Compared to the LX, the Ti had climate control, a sunroof, woodgrain styling, and gear selector display on the instrument cluster (automatic models only). while comparing the LX to the SSS, the SSS had a HUD (heads-up display—digital speedo on windscreen), climate control, fog lights, ski-port, woodgrain styling, and gear selector display on the instrument cluster (automatic models only).
Despite there being a sports model (SSS), the LX was the fastest of the Australian models due to having the least weight.
The US-built U13 (Nissan Altima) was released in 1993 and was similar to the Australian U13.
The engine used in the Australian and US U13 models was the KA24DE (112 kW, 210 Nm of torque).
The engines used in the Japanese models ranged greatly in capacity and type. The SSS ATTESA LTD model used a redtop SR20DET (154 kW/206 hp). This was a similar engine/drivetrain package to the Pulsar GTi-R (169 kW). It had only a single throttle body as opposed the GTi-R multiple throttle body, smaller bearings, hydraulic rather than solid lifters, and a smaller turbo. The GTi-R had a large top mount intercooler, while the SSS ATTESA LTD had a smaller front mount intercooler. The Bluebird SSS was set apart from the North American Altima in that not only having the SR20DET and AWD ATTESA as an option, it also had power folding retracting mirrors (some heated) and a rear wiper if equipped with a spoiler.
EQ7200 series Nissan Motor signed an agreement with Dongfeng Motor Co. of China, to build the Bluebird there in the early 2000s. It was the U13 model that was chosen, and is sold there as the Nissan Bluebird.
Yulon Motor, the Taiwan-based automaker, developed this variant of the U13, called the EQ7200-II series, in 2001. This featured a U13 central section but heavily revised front and rear ends. However, the centre of the car remains the same, and the 2,620 mm wheelbase is retained. No mention of the Taiwanese connection was made in advertising in mainland China.
The EQ7200-II was built until 2003, when it was replaced by a revised EQ7200-III model.

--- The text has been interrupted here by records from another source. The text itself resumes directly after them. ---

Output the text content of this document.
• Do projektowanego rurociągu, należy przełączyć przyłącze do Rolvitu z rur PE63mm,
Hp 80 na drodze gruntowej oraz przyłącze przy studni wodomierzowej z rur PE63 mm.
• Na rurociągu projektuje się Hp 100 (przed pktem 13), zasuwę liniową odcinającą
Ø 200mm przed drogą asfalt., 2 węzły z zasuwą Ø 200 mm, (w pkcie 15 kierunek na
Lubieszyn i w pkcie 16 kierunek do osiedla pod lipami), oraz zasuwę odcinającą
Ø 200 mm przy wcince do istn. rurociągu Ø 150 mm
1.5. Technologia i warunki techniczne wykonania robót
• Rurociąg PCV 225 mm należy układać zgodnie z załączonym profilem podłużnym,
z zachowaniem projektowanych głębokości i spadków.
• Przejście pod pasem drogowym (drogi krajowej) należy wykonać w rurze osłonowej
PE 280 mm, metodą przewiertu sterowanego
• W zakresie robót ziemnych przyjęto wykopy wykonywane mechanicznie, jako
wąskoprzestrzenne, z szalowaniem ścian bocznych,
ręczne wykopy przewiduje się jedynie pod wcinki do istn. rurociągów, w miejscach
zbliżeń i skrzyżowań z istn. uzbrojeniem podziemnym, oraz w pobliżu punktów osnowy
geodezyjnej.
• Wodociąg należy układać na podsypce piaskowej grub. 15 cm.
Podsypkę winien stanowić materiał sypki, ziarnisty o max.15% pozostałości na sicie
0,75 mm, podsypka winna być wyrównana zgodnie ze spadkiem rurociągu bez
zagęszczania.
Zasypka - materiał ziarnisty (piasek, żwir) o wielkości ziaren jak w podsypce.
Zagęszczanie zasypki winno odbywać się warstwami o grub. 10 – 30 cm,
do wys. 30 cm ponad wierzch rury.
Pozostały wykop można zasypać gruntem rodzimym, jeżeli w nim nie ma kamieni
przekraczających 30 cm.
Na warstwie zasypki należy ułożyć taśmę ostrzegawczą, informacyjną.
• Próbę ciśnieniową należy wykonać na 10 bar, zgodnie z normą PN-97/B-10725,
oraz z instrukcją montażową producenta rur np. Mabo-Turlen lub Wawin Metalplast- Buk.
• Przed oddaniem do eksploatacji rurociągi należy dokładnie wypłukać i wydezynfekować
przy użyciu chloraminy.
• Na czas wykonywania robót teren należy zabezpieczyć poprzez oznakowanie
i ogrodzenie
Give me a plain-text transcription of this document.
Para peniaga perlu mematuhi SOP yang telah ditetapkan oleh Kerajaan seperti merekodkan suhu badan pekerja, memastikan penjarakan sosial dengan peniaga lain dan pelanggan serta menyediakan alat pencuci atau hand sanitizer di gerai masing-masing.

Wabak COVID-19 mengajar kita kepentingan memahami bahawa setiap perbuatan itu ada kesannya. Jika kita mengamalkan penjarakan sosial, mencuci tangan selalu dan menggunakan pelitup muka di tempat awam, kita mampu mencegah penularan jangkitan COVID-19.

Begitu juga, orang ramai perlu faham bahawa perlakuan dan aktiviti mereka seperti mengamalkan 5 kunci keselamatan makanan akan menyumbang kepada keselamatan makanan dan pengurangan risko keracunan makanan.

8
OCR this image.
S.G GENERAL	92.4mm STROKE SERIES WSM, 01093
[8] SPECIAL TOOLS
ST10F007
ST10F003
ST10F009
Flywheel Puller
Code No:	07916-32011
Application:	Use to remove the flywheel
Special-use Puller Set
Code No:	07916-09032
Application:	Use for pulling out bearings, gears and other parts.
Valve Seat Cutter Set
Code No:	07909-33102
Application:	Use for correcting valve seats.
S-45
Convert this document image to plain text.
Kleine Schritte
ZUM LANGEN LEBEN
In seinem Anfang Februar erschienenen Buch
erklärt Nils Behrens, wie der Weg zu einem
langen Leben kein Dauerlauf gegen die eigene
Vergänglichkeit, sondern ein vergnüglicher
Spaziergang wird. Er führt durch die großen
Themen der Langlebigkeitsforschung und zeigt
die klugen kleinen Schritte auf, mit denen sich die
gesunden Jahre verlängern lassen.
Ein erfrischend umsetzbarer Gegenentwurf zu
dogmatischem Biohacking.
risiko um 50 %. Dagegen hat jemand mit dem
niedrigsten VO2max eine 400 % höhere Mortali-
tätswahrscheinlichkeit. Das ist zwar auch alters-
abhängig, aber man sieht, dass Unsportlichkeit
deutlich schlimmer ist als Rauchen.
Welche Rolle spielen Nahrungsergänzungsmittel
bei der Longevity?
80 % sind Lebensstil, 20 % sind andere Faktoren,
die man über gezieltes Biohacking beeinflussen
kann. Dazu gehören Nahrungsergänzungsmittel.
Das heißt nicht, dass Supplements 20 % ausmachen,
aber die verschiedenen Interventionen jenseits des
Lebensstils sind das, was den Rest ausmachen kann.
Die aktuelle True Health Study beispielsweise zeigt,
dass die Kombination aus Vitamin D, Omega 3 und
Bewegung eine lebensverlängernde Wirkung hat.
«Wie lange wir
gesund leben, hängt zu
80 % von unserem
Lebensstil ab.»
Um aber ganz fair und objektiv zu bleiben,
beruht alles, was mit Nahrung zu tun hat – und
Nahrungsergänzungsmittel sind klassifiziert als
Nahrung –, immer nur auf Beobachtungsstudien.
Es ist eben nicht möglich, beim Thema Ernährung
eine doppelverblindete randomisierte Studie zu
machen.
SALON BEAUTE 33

The car is considerably longer at 4,664 mm, as opposed to the original U13's 4,585 mm.
These Chinese models used a Chinese built SR20DE.
REPLACING the unloved U12 Pintara, the U13 Bluebird was fully imported from Japan.
It sported the faddish "organic look" popular at the time, which was the work of its Californian design studio.
Only the single four-door body style was available here, in base LX, luxury Ti and sporty SSS models.
All were powered by a 112kW/210 2.4-litre twin-cam 16-valve KA24DE four-cylinder version of the old Pintara 2.4’s unit, allied to a five-speed manual or four-speed automatic gearbox.
Dynamics and refinement were greatly improved – the upshot of the return of independent rear suspension – while some of the Bluebird’s more advanced features included a viscous limited slip differential and “Head Up Display” instrumentation, which reflected some its information onto the inside of the windscreen.
From April ’95, a driver’s side airbag was added, while cruise control disappeared in the LX, as part of a wide-range facelift that included a new front grille, revised badging and new colours.
The U13 Bluebird sales were strong in Western markets but not in conservative Japan.